Law School Case Brief
United States v. Leon - 468 U.S. 897, 104 S. Ct. 3405 (1984)
Reasonable minds frequently may differ on the question whether a particular affidavit establishes probable cause. The deference accorded to a magistrate's finding of probable cause does not preclude inquiry into the knowing or reckless falsity of the affidavit on which that determination was based. Courts must also insist that the magistrate purport to perform his neutral and detached function and not serve merely as a rubber stamp for the police. Reviewing courts will not defer to a warrant based on an affidavit that does not provide the magistrate with a substantial basis for determining the existence of probable cause. Sufficient information must be presented to the magistrate to allow that official to determine probable cause; his action cannot be a mere ratification of the bare conclusions of others.

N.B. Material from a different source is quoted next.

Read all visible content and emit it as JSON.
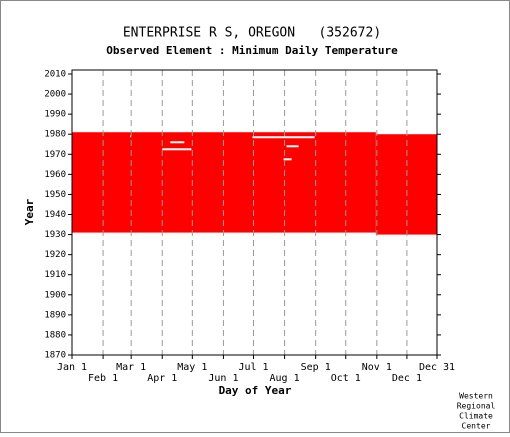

Acting on the basis of information from a confidential informant, officers of the Burbank, Cal., Police Department initiated a drug-trafficking investigation involving surveillance of respondents' activities. Based on an affidavit summarizing the police officers' observations, Officer Rombach prepared an application for a warrant to search three residences and respondents' automobiles for an extensive list of items. The application was reviewed by several Deputy District Attorneys, and a facially valid search warrant was issued by a state-court judge. Ensuing searches produced large quantities of drugs and other evidence. Respondents were indicted for federal drug offenses, and filed motions to suppress the evidence seized pursuant to the warrant. After an evidentiary hearing, the District Court granted the motions in part, concluding that the affidavit was insufficient to establish probable cause. Although recognizing that Officer Rombach had acted in good faith, the court rejected the Government's suggestion that the Fourth Amendment exclusionary rule should not apply where evidence is seized in reasonable, good-faith reliance on a search warrant. The Court of Appeals affirmed, also refusing the Government's invitation to recognize a good-faith exception to the rule. The Government's petition for certiorari presented only the question whether a good-faith exception to the exclusionary rule should be recognized.
Did the Court of Appeals err in holding that there was no good faith exception to the U.S. Const. amend. IV exclusionary rule?
The U.S. Supreme Court reversed and held that the exclusionary rule should be modified to allow the admission of evidence seized in reasonable, good-faith reliance on a search warrant, even if the warrant was subsequently found to be defective. The Court held that suppression of evidence obtained pursuant to a warrant should be ordered only on a case-by-case basis and only in those unusual cases in which exclusion will further the purposes of the exclusionary rule; that the exclusionary rule should not be applied to deter objectively reasonable law enforcement activity; that the Fourth Amendment exclusionary rule does not bar the use in the prosecution's case-in-chief of evidence obtained by officers acting in reasonable reliance on a search warrant issued by a detached and neutral magistrate but ultimately found to be unsupported by probable cause; and that exclusion of the evidence in the present case on account of the magistrate's erroneous probable-cause determination was inappropriate because the affidavit related the results of an extensive investigation and provided evidence sufficient to create disagreement among thoughtful and competent judges as to the existence of probable cause.